Near-term headwinds persist but JP Morgan considers the company is better placed now to withstand the challenges. The broker notes earnings margins were an issue over recent years in North America, being only slightly above break-even on average between FY12 and FY14. Margins are now closer to levels achieved in the past and are coupled with margin expansion in both Europe and in e-cycling. The company has indicated it is operating on a strategy whereby sales are contracted with customers before volumes are procured to fill those orders, instead of purchasing intake without the certainty these volumes would be sold.

In summary, this means management is reducing the risk of being caught long on scrap. Nevertheless, JP Morgan considers the effectiveness of such a strategy may be impacted if the availability of scrap declines to a point where Sims cannot access material. The broker also points out that the company actually expects, in the near term, a decline in ferrous scrap prices to have a negative effect on supply and lead to elevated levels of competition for intake. What should mitigate this risk, the broker hopes, is the extensive nature of the company's trading arm.

Macquarie echoes this view, in that market dislocation from lower scrap prices should not carry over the long term. The broker notes Sims Metal is actively moving its model to avoid uncovered inventory positions. In this way, pricing risks are reduced and volume becomes the main driver. The broker observes management is also confident it can maintain margins despite declines in the scrap market.

Citi does not buy this idea and downgrades the stock to Sell from Neutral. With confirmation that foreign exchange rates and volumes are the key levers for growth, the broker cannot look beyond softer volumes in the first half half and the risks to volumes in the second half. The broker forecasts volumes to fall as scrap markets continue to deteriorate. Moreover, when tonnage is only bought if it has been effectively sold forward, there should never be a surprise with inventories, in Citi's opinion. Operating cash flow should have been a beneficiary of falling inventories, generated by smarter supply chain strategies but the broker observes working capital actually grew in the first half, by $24m.

UBS attributes the working capital build-up to seasonal factors.
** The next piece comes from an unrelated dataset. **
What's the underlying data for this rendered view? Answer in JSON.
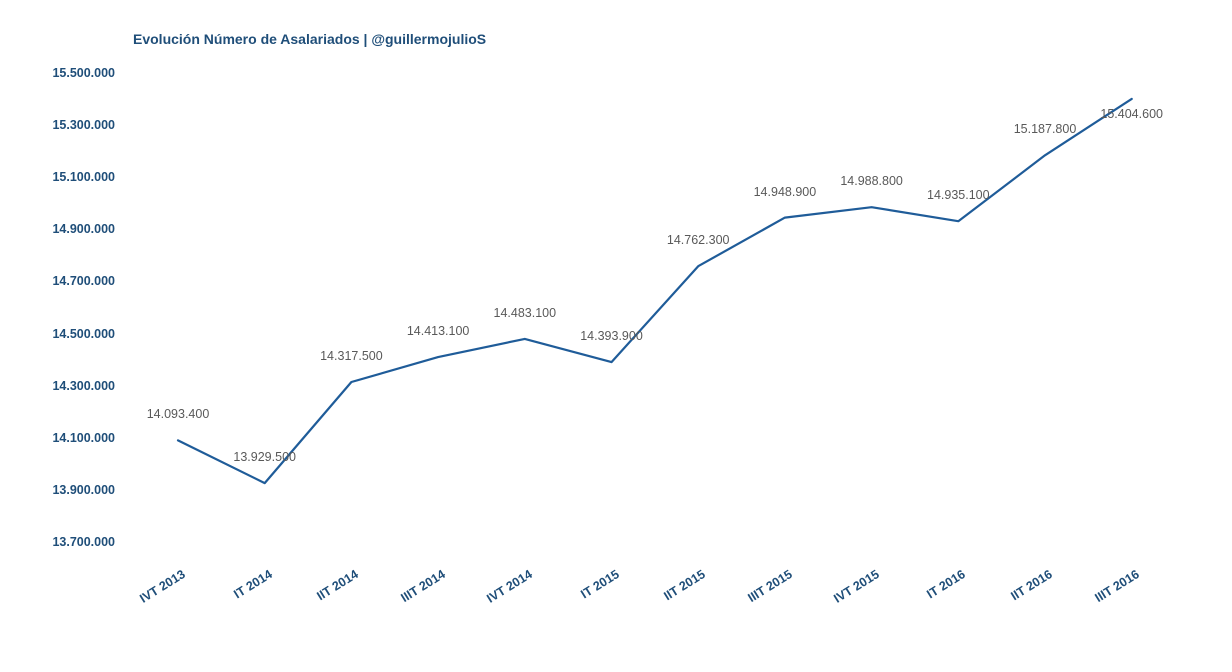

The broker is upbeat, noting Sims Metal is ungeared and should generate annualised free cash flow that implies a normalised free cash flow yield of 7-8% over the next two years. This should provide scope for capital management and/or acquisitions. The broker finds the multiples undemanding and retains a Buy rating.

Credit Suisse is sceptical and found the message for investors to focus on the 2018 target and not worry about short-term scrap market dislocations as vague and disconcerting. The broker remains concerned about the recent record of shrinking tonnage, in evidence despite acquisitions and yard additions. The broker also cannot understand how there will be no tonnage impact in the second half, given both ferrous and non-ferrous prices are now materially lower than the average of the first half. Moreover, Sims Metal envisages no risk to margins in the second half, when there is far less scrap income to be shared around the supply chain. Therefore, the broker believes the company's expectations for flat inventory in US dollar terms are not consistent.

Sims has three Buy ratings, one Hold and three Sell on FNArena's database. The consensus target is $12.14, signalling just 0.1% upside to the last share price. Targets range from $10.40 to $14.18.